スケッチする能力(その1)
2005年 01月 19日
これらの絵を見てどう思われるでしょうか。「中学校2年生でこの程度?」と思われる方もいるかもしれません。
でも、私は最近、これだけ描けたら十分だと思っています。なぜなら、この絵は基本的には「描かされた」絵ですから。もしこの生徒たちが本気で「描きたい!」と思ったら、大人になったときにも描けると思うのです。さらに興味を持って、好きになってたくさん描けば表現力は向上しますし。
★しかし、それでも、このままではいけないと感じていることがあります。 それは…
この授業の最初に「これから、作品を鑑賞するのだけれど、見られるのがいやな人は?」と聞きました。すると6人が手を挙げました。「どうしてですか?」と手をマイクのようにして、インタビューしたのです。「へただから」ということでした。
でも私から見て決してそうではないのです。
つまり、自分の作品のよさに気がついていないのです。ここが課題なのです。
自分は絵がへたとか、才能がないとか思い込んでしまうのです。
その自分の表現のよさに気づいてもらうために、この鑑賞の授業があります。ですから、この休み中に出す課題のねらいの半分以上はこの鑑賞授業のためにあるのです。
しかし、おもしろい傾向があります。

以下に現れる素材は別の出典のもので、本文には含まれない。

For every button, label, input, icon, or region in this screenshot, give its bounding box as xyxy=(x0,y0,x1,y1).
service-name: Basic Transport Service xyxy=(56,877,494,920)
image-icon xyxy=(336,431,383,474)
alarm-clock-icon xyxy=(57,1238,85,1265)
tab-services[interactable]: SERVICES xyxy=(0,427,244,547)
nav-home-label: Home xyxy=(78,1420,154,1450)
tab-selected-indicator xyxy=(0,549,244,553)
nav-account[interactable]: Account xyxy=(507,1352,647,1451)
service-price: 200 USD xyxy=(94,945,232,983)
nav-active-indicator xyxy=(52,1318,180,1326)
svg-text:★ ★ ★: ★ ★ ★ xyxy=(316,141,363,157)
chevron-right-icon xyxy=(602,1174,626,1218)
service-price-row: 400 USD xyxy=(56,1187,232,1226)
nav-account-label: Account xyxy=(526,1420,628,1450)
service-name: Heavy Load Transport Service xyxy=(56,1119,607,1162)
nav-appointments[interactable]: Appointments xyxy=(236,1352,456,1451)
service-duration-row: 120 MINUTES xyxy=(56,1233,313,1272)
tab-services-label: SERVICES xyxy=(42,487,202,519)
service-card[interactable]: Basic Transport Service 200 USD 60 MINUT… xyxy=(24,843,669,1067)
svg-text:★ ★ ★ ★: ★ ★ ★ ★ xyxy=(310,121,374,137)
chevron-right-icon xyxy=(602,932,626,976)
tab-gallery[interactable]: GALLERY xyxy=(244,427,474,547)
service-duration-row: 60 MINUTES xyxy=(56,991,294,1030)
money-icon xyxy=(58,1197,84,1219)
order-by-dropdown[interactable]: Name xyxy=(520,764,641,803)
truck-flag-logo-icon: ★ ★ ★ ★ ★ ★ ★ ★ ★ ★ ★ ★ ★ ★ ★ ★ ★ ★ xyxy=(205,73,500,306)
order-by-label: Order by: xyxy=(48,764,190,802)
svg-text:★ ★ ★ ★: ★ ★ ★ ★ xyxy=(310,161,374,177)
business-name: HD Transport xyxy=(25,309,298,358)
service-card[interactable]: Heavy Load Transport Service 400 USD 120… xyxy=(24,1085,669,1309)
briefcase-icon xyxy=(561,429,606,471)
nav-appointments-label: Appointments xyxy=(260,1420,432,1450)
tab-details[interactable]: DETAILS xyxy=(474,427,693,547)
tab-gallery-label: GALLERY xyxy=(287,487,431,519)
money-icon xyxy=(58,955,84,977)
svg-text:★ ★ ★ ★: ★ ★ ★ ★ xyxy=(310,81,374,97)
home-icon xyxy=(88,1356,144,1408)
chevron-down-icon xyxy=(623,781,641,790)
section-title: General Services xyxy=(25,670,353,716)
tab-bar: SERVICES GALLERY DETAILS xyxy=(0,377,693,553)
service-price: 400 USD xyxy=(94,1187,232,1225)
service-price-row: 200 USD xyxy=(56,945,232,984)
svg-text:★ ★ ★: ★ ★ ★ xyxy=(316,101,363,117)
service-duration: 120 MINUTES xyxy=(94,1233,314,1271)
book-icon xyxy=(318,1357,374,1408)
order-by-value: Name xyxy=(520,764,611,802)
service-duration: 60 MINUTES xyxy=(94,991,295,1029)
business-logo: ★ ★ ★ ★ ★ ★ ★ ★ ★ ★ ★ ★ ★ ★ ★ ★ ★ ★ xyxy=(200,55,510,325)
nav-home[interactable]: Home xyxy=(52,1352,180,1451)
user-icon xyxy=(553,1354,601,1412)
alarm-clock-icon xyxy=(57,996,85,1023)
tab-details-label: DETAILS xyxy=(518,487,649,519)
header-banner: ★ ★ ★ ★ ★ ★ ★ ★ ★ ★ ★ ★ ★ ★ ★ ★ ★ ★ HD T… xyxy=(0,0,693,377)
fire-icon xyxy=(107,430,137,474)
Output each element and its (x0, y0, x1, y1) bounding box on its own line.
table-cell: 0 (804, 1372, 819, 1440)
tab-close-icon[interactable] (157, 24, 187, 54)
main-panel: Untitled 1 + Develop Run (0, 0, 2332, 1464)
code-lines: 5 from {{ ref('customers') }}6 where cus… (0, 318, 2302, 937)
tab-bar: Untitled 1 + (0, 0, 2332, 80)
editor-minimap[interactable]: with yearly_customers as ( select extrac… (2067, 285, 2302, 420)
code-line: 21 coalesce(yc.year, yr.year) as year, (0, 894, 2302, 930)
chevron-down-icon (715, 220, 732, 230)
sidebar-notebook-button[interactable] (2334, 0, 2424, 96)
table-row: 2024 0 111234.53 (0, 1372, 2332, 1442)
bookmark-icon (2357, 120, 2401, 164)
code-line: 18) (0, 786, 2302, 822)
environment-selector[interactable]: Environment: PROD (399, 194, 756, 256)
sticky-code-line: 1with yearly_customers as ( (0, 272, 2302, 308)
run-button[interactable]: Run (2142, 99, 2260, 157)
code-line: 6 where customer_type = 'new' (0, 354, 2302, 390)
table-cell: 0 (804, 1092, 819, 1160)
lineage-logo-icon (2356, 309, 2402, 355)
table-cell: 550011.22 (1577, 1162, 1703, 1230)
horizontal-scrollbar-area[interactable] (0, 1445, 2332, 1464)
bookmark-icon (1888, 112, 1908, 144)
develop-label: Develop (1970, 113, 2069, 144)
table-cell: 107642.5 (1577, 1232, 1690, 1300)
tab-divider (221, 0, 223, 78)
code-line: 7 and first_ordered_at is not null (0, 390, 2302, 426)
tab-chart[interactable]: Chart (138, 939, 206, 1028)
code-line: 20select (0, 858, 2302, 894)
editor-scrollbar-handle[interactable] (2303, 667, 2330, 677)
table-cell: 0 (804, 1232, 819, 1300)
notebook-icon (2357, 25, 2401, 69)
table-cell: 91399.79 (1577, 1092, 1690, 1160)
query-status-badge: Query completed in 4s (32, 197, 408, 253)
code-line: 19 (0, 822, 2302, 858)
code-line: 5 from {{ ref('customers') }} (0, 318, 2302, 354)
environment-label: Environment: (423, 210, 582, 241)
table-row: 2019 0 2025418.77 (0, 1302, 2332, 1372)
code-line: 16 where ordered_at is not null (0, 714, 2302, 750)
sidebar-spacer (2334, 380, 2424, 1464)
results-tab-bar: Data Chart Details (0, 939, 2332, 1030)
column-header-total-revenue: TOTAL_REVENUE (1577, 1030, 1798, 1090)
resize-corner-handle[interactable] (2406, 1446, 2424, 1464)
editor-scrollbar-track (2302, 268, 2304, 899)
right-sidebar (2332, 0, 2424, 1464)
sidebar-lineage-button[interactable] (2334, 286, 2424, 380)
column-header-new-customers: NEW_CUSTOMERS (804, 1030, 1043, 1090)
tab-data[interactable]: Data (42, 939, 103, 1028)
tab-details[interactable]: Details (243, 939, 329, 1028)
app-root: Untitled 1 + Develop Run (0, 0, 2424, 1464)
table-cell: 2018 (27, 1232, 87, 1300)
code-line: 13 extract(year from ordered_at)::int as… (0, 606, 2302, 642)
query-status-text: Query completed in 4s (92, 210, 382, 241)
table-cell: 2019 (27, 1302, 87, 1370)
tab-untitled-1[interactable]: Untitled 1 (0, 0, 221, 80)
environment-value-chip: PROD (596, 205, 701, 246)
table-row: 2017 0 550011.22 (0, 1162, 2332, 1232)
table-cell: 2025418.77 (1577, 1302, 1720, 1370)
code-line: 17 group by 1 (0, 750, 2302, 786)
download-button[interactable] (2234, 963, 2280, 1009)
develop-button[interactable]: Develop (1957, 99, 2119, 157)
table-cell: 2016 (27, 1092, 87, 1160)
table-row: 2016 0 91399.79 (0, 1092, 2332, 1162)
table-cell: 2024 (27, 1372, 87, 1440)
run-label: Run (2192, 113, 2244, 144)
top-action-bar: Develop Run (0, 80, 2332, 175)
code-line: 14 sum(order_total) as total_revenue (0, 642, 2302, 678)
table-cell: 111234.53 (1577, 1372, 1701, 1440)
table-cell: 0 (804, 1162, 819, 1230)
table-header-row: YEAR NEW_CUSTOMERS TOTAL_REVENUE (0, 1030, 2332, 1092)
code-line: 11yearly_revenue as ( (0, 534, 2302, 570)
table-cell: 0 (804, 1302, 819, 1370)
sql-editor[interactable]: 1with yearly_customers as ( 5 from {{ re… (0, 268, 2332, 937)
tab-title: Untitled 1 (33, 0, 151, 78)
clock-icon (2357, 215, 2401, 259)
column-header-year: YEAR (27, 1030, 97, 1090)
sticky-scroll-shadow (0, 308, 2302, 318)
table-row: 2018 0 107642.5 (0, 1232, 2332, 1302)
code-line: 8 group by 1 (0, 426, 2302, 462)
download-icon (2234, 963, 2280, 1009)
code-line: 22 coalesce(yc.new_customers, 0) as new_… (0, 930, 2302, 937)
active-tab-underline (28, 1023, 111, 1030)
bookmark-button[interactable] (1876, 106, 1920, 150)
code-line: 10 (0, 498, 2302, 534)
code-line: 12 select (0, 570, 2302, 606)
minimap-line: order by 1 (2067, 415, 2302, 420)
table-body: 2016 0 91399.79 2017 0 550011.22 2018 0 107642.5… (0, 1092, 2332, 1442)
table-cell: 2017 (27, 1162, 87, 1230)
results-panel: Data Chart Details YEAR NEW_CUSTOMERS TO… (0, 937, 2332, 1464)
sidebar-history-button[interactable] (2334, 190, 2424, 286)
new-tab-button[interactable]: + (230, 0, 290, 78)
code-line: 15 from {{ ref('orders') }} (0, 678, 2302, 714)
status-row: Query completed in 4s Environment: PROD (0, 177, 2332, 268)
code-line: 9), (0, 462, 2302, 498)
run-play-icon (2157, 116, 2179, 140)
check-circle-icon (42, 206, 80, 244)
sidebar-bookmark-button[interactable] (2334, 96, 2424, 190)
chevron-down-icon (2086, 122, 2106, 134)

級友の作品のよさはちゃんと認めているのです。
自分には厳しいのです。しかし、その作品を鑑賞する中で生徒の意識も変わっていきます。
「自分はヘタだ」と言っていた生徒が照れくさそうな笑顔を見せたりします。
(私は「別にほめてはいないからね。本当にそう思うから言っているんだよ。」ということもあります。)
ここでは、同じようなものを描いてもその人の感じ方によってその表し方が違うのだということをつかんでもらうようにしています。
1年生の鑑賞では名画の表現の違いも気がついてもらえるようにしています。マチスもあれば雪舟もあるし、レンブラントもあるわけですから。
実は、今の大人の方にもいいたいのです。描きたければ描きましょうと。うまいとかへたとか考えないことです。まずは描くことそのものを楽しいでくださいと。ちなみに、いわゆる写実的な表現力は訓練によって高まっていきます。でも絵は写実的な絵がよいということで言っているのではありません。
こちらでコメントされてたmaruya-naosimaさんを、昨日夫が読んでた「AERA」でお見かけしました。びっくり!直島、いってみたいです。
ところで、実はこの課題、子ども達が何を描いてくるか、とても楽しみなんです。作品の裏に書いてもらっている感想を読みながら絵をもるのもまた楽しいのです。
ところで、人がつながるのは、おもしろいですね。発見があるから。